Colorado Funeral Home Owner Faces Sentencing After Nearly 190 Bodies Found in Deplorable Conditions

The owner of a Colorado funeral home is scheduled to be sentenced after pleading guilty to a scheme involving nearly 190 decomposing bodies and the distribution of fake ashes to grieving families. Jon Hallford, who operated the Return to Nature Funeral Home in Penrose, admitted to defrauding clients by taking payments for cremations that never occurred and misrepresenting the remains returned to families.

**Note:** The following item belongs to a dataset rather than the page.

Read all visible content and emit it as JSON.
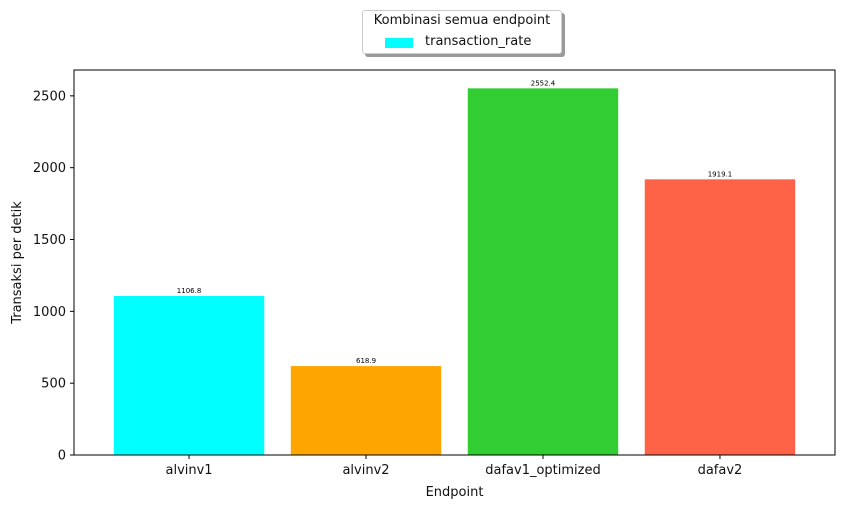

From 2019 through 2023, Hallford and his wife, Carie Hallford, allegedly stored bodies without proper preservation in a building plagued by unsanitary conditions. In several cases, families were given ashes that turned out to be materials like dry concrete. Some were even provided with remains that didn’t belong to their loved ones. Authorities discovered the full extent of the operation after numerous complaints and a subsequent investigation revealed the bodies piled in various states of decay.

Prosecutors say the Hallfords also misused nearly $900,000 in pandemic relief funds and client payments to fund a lifestyle that included luxury vehicles, designer purchases, cosmetic treatments, and cryptocurrency investments. Federal authorities are recommending a 15-year prison sentence for Jon Hallford, who faces a maximum of 20 years.

Carie Hallford has also pleaded guilty to the federal charges and awaits a separate trial on state-level charges, including 191 counts of abuse of a corpse. Jon Hallford is expected to be sentenced for those state charges later this summer.